Il mese scorso i giornali italiani riportavano un articolo del 15 febbraio pubblicato dal sito inglese Open Democracy nel quale, dopo un’ indagine tra 100 esperti inglesi di politica italiana, si ponevano dieci domande al più grande partito d’opposizione, il Pd, su come avrebbe gestito il dopo-Berlusconi. Alcune erano rivolte al passato (ad esempio le ragioni della mancata iniziativa sulla nota dolente del conflitto d'interessi), ma quelle più importanti riguardavano il futuro, i valori ai quali ispirare l’azione politica, l’esistenza di una “visione” e di un’idea di giustizia sociale. L’ultima poneva, infine, il problema di un possibile Obama italiano con il carisma adeguato per dare agli italiani il senso di un reale cambiamento. {C}È inutile negare che quelle domande sottendevano una critica all’incapacità del Pd di offrire una reale alternativa all’elettorato, di guardare al di là del giardinetto (pieno di spazzatura è proprio il caso di dirlo in questi giorni) della politica italiana e quindi al rischio di apparire troppo omologato e poco innovativo in un sistema che in realtà avrebbe bisogno di una cura da cavalli (e forse non basterebbe).

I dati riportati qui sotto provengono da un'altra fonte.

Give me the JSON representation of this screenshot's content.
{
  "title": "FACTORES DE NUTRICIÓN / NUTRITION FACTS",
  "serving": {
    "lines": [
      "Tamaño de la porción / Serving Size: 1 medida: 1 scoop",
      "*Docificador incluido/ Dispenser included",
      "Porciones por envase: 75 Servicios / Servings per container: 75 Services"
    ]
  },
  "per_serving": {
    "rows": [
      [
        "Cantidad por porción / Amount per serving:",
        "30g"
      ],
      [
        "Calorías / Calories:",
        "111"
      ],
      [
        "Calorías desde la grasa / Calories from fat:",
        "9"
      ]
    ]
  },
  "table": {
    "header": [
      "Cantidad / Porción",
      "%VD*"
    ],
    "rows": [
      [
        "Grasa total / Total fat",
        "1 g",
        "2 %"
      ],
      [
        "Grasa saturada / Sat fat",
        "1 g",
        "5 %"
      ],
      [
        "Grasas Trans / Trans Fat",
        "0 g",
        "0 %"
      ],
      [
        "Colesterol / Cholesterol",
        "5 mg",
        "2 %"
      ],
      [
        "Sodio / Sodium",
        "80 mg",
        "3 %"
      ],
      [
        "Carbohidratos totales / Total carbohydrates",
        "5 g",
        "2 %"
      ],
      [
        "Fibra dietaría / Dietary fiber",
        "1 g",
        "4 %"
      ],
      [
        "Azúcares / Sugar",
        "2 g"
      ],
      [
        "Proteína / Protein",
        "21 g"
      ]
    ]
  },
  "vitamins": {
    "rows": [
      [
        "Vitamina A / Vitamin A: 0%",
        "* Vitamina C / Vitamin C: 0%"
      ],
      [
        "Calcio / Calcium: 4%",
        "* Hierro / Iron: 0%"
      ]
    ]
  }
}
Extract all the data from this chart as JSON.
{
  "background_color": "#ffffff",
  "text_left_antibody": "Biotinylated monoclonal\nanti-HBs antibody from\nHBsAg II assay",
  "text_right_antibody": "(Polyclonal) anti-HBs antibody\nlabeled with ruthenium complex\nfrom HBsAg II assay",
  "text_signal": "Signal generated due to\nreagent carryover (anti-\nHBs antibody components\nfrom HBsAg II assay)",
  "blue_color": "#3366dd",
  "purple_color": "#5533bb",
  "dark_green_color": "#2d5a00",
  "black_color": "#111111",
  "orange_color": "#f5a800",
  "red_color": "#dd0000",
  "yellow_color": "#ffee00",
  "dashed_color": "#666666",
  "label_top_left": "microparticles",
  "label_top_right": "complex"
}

Che questa critica sia fondata lo dimostrano le difficoltà del Pd che, dopo la straordinaria e non a caso subito finita nel dimenticatoio, fase di nascita, fatica a offrire un’ immagine di speranza al suo popolo e a tutti coloro che sembrano sempre più rassegnati ad una sorta di cinismo passivo nei confronti del costante deperimento della vita politica.
Esistono indubbiamente problemi a tutti noti che rendono la vita difficile nel nostro paese a una forza d'opposizione, ma è altrettanto indubbia la mancanza proprio, come dicono gli inglesi, di una visione o per meglio dire di qualche idea forte che mobiliti, coinvolga, emozioni.
E non si tratta solo e soltanto di rinnovamento di classi dirigenti, anzi, spesso vengono riproposti piatti già abbondantemente cucinati e ricucinati, insaporiti magari con un pizzico di giovanilismo di maniera che nasconde in realtà molta muffa. Più che di nuove generazioni si sente la mancanza di nuove idee, che non spuntano come i classici conigli dal cappello, ma che presuppongono innanzitutto capacità di ascolto, analisi ed elaborazione, e infine traduzione in messaggi facilmente percepibili e possibilmente coinvolgenti. Cose tutte difficili e che comportano l’avventurarsi su territori spesso inesplorati con molti rischi di errori, ma il pericolo speculare è quello di rimanere fermi e farsi invischiare in una sorta, per usare un termine di moda, di “gelatina” politica.
Spulciando sullo stesso sito delle dieci domande, ho trovato un altro articolo che indirettamente può darci una risposta. Thomas Hash in Changing Politics si riferisce al senso di stanchezza e apatia dei sudditi di Sua maestà in vista della prossima scadenza elettorale, e si chiede come superare l’anti-politics mood. E cita due iniziative, Battle of Ideas e Power 2010. Si tratta di due tentativi di favorire e sviluppare un nuovo approccio alla discussione e maturazione della partecipazione pubblica. I rispettivi siti internet raccontano con dovizia di particolari la storia, le finalità e le caratteristiche di queste iniziative; giusto per fare un esempio Power 2010 ha organizzato un pubblico appello alla raccolta di idee guida per le prossime elezioni, selezionando quelle ritenute più qualificanti e originali per poi sottoporle a discussione.
Sono modalità ovviamente non automaticamente esportabili, ma testimoniano di una tensione verso la ricerca di strade alternative ai tradizionali ingredienti dell’agire politico che tanta disaffezione al di qua e al di là della Manica hanno generato.
Qualcuno potrebbe dire che parlare di queste cose quando la scena pubblica è avvelenata dalla corruzione e dall’uso disinvolto delle regole è puro esercizio di stile di ingenui utopisti, ma forse è venuto il momento di chiedersi, anche per i più realisti del re, se un po’ di utopia non ci faccia bene e soprattutto non sia molto più redditizia in termini elettorali per società ormai stanche, avvilite e narcotizzate dalla sempre più invadente comunicazione televisiva.